As we were all talking to people after the forum yesterday, I spoke with one of the candidates for another seat, and I wanted to elaborate here on my comment to Mr. Snelson regarding his pro-police platform.

In many of my platform positions, the key idea is that big entities like government and business hold a great deal of power over individual citizens, and that power is easily abused. That’s why I spend so much campaign time talking about the unreasonable concentration of power in Springfield city government, the ability of those on Council to protect their own and exclude those they don’t want to work with, and the barriers which keep average citizens out of the process. It’s why I side with neighborhoods over developers and big businesses. It’s why I think Council needs to be held to high ethical standards by outside forces and not at its own discretion.

Integrity is a huge thing for me. I am proud to have been endorsed by the Greene County Democratic Central Committee, but I am always quick to tell people I have no party loyalty. The reason for that is that, too often, loyalty to groups like parties or teams or organizations leads people to place that loyalty above the ethical principles that would otherwise guide them, especially when it means the difference between winning and losing.

That’s how we get a City Council who drags its feet on investigating policy violations by a member they don’t want to lose. That’s how we get political parties (all of them, let’s be honest) covering up unethical behavior to preserve electoral influence rather than hold their own to the standards they expect of the opposition.

And that’s what I see when I hear a candidate say they are “pro-police.” I see someone likely to willfully turn a blind eye to problems within the SPD out of loyalty to their cohorts.
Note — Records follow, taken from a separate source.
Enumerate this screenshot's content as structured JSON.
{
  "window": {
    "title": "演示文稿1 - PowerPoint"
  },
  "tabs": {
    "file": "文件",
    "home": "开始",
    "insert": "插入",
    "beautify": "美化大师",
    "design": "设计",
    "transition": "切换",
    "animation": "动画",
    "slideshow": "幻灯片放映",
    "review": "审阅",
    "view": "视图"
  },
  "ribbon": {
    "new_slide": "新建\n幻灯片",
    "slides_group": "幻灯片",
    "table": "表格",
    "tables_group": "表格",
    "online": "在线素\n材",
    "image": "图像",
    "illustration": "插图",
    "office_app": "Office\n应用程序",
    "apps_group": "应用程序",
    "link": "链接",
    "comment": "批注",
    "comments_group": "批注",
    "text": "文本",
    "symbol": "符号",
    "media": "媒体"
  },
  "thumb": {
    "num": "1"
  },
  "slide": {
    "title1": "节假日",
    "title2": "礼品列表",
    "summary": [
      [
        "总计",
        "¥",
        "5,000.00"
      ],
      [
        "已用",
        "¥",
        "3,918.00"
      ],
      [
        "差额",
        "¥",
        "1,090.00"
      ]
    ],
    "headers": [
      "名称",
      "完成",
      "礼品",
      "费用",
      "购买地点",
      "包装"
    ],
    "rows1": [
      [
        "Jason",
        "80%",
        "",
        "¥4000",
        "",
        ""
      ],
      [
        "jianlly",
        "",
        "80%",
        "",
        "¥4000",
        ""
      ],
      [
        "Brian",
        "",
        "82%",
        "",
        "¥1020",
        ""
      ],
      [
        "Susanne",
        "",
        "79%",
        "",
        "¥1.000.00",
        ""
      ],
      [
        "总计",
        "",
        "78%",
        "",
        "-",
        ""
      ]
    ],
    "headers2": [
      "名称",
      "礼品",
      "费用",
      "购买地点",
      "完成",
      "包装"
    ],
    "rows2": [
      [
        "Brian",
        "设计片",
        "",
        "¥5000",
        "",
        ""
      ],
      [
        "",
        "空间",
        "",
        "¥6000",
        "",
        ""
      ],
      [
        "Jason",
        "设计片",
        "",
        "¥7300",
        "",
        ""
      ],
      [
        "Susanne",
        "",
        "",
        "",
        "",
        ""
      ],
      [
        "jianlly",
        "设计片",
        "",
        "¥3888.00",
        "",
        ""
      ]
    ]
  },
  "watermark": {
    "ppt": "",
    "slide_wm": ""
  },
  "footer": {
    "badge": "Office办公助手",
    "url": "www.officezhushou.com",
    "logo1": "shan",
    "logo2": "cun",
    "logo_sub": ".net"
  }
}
I support the police in the same way I support all departments of government. Legislators make laws, and law enforcement exists to do exactly as their title would suggest: enforce laws. I believe we need laws, so I believe we need law enforcement. I have a lot of respect for those who sign up to do such a difficult and dangerous job to benefit the community and who do so with integrity and compassion.  

We can’t forget that police departments aren’t mythical bands of heroes, they are government entities. They, just like City Council, exist to serve the community, and the community has the right to hold them accountable. Yet when the people start calling for accountability, they are framed as “anti-police.” There was no Blue Lives Matter until AFTER there was Black Lives Matter. Communities stood up to protest police brutality and the lack of equity in the system, and the pro-police movement exists as a pushback against that call for accountability.
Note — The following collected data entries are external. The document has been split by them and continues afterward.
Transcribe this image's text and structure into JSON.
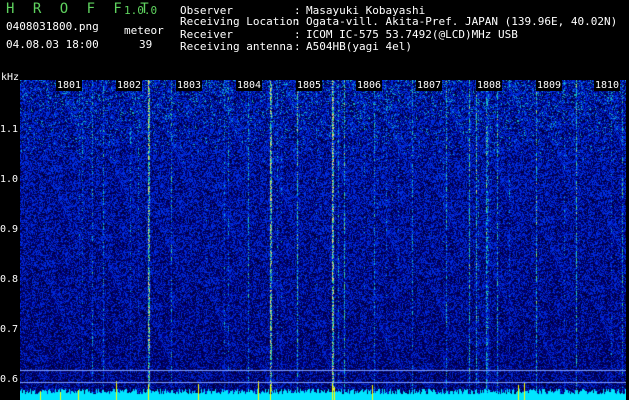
{
  "app": {
    "title": "H R O F F T",
    "version": "1.0.0"
  },
  "file": {
    "name": "0408031800.png",
    "datetime": "04.08.03 18:00"
  },
  "counter": {
    "label": "meteor",
    "value": "39"
  },
  "info": [
    {
      "label": "Observer",
      "value": "Masayuki Kobayashi"
    },
    {
      "label": "Receiving Location",
      "value": "Ogata-vill. Akita-Pref. JAPAN (139.96E, 40.02N)"
    },
    {
      "label": "Receiver",
      "value": "ICOM IC-575 53.7492(@LCD)MHz USB"
    },
    {
      "label": "Receiving antenna",
      "value": "A504HB(yagi 4el)"
    }
  ],
  "y_axis": {
    "unit": "kHz",
    "labels": [
      "1.1",
      "1.0",
      "0.9",
      "0.8",
      "0.7",
      "0.6"
    ]
  },
  "x_axis": {
    "labels": [
      "1801",
      "1802",
      "1803",
      "1804",
      "1805",
      "1806",
      "1807",
      "1808",
      "1809",
      "1810"
    ]
  },
  "colors": {
    "title": "#5fd35f",
    "background": "#000000",
    "spectrum": "#0a2fa0",
    "baseline": "#00e5ff",
    "meteor": "#ffff00"
  }
}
Everyone should be held accountable when their actions are out of integrity or when they abuse their power. No one should be exempt, especially those to whom we’ve given the power to use lethal force. And expecting police departments and individual police officers to answer for each and every time they fire their weapon, injure a citizen, destroy a rape kit, pressure a victim, ignore a report, or protect those who have violated the law it is not anti-police. It’s pro-accountability and pro-community.

If you’re pro-police, you should support that kind of accountability. You should support removing racist and dishonest officers from the force and holding them responsible for their actions. You should be as quick to call out violations and errors as you are to praise a job well done.

But that’s not what people mean when they say they’re pro-police. Let’s not pretend.